[DIVERSITHEQUE] Chronique de The Cost of Knowing de Brittney Morris

Résumé : Alex Rufus, 16 ans, fait de son mieux. Il essaie d’être le meilleur employé possible au magasin de crème glacée local, le meilleur petit ami qu’il puisse être pour Talia, le meilleur protecteur pour son petit frère, Isaiah. Mais même si Alex essaie, il échoue souvent.
Il lui est difficile d’être présent quand à chaque fois qu’il touche un objet ou une personne, Alex voit dans son avenir. Lorsqu’il touche une cuillère, il a une vision de lui l’utilisant pour creuser la crème glacée. Quand il touche sa voiture, il la voit dans des années, cabossée et sous l’eau. Lorsqu’il touche Talia, il les voit au bord de la rupture, et cela le terrifie. Alex pense que ces visions sont une malédiction, le distrayant, le rendant anxieux et incapable de vivre une vie ordinaire.
Et quand Alex touche une photo qui lui donne une vision de la mort imminente de son frère, tout change.
Avec Alex maintenant dans une course contre le temps, la mort et les circonstances, lui et Isaiah doivent se débattre avec leur passé, leur avenir et ce que cela signifie d’être un jeune homme Noir en Amérique dans le présent.

Editeur : Simon Schuster Books for Young Readers
Date de sortie : Avril 2021
Genre : YA, contemporain
Nombre de pages : 336

Radar à diversité : pp Noir et anxieux

L’avis de @planetediversite : The Cost of Knowing suit Alex un ado qui a perdu ses parents il y a plusieurs années et qui vit, avec son petit frère, chez sa tante.
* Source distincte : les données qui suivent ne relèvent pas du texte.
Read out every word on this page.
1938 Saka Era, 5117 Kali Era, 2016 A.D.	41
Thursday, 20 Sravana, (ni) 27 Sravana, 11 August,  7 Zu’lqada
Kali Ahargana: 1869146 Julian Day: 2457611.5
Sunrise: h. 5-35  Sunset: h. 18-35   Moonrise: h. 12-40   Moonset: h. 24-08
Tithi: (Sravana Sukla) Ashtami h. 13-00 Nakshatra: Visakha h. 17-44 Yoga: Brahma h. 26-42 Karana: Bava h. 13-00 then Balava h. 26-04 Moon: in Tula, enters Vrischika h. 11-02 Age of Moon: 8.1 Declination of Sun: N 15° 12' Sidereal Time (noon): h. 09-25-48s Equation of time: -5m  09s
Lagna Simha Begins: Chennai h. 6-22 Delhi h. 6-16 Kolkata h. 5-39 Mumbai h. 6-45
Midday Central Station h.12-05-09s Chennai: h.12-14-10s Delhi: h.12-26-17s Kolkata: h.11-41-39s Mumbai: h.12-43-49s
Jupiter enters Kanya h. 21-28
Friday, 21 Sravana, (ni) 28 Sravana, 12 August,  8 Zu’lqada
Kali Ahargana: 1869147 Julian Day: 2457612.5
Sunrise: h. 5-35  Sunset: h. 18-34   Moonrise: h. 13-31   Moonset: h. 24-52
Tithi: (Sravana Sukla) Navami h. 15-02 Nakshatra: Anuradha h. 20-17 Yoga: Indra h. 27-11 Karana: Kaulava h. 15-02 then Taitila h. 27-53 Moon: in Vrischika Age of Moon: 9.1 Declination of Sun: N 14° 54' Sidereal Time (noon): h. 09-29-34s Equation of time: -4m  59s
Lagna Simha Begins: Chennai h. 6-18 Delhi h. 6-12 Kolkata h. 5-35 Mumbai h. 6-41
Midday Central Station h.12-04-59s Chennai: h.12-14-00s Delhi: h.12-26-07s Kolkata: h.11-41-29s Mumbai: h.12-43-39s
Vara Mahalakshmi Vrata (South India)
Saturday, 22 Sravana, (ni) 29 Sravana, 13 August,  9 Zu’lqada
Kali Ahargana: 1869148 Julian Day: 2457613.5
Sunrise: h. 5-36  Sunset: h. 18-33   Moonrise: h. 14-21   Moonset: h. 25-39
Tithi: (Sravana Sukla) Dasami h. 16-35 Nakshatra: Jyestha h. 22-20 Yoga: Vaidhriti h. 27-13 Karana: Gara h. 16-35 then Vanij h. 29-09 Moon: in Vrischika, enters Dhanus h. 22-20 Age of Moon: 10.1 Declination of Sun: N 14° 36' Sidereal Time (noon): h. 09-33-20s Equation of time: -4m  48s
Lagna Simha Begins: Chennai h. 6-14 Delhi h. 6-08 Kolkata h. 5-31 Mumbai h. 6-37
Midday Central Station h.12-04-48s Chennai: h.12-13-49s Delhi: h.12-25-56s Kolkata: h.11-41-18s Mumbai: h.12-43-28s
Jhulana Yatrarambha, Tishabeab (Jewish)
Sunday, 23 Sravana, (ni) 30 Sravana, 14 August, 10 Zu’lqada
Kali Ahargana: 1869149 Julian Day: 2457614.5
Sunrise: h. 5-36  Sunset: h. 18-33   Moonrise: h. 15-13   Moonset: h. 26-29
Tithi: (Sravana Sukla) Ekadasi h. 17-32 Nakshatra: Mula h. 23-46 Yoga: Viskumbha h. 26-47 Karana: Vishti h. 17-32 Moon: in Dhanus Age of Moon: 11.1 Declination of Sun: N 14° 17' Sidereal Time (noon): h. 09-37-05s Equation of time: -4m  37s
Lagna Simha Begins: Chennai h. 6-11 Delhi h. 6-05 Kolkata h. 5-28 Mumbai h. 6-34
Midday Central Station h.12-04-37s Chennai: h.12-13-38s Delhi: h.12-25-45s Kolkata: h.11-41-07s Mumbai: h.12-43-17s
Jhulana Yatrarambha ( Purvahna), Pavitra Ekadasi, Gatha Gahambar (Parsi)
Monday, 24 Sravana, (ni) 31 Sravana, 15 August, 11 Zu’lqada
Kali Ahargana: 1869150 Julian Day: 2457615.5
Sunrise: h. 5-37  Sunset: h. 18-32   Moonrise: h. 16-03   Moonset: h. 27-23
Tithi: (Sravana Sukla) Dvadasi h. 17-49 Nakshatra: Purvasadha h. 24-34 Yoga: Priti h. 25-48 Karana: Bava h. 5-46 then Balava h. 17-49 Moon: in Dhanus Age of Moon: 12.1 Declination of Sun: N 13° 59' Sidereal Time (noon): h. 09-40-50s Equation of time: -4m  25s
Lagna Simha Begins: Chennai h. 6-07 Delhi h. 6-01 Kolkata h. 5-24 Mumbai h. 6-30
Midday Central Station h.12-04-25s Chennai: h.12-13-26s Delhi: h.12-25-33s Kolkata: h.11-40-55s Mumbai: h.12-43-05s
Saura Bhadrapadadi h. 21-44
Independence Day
Il a aussi l’étrange capacité de voir le futur des objets et personnes qu’il touche. Tous les jours, toutes les minutes de sa vie il les passe à s’inquiéter de ce qu’il pourrait voir. Il fait toujours attention à ce qu’il touche. Alors quand Alex a une vision de l’enterrement de son frère, sa vie est chamboulée et il compte tout faire pour l’en empêcher dans cette société biaisée où le danger peut se trouver partout.
Le roman tourne autour de deux garçons qui ont du grandir trop vite et que la tragédie a fini par éloigner. L’autrice se concentre sur la pression, les traumas, la masculinité toxique. Elle y explore la famille, le poids qui pèse sur les épaules d’Alex qui se sent obligé de prendre soin de sa famille en oubliant qu’il n’est qu’un adolescent. J’ai beaucoup aimé ce personnage qui essaye vraiment de faire de son mieux malgré son anxiété, malgré les choses qu’il regrette. C’est vraiment sa relation avec son frère qui porte le roman. Le deuil qui les touche tous les deux est très fort et leur reconnexion l’est tout autant.
Le coup des visions finissent par contre par devenir très redondant. Je comprends qu’il faille insister dessus pour montrer à quel point la vie d’Alex est impactée par ce « don » mais les visions ralentissent pas mal le rythme à plusieurs reprises.

“Joy in the midst of oppression is its own kind of bravery.”

Les questions et les thèmes soulevés dans The Cost of Knowing frappent fort dans leur justesse et leur réalité. Un roman qui arrive à associer the Black Joy, la famille et les préjudices que vivent les hommes Noirs aux Etats-Unis.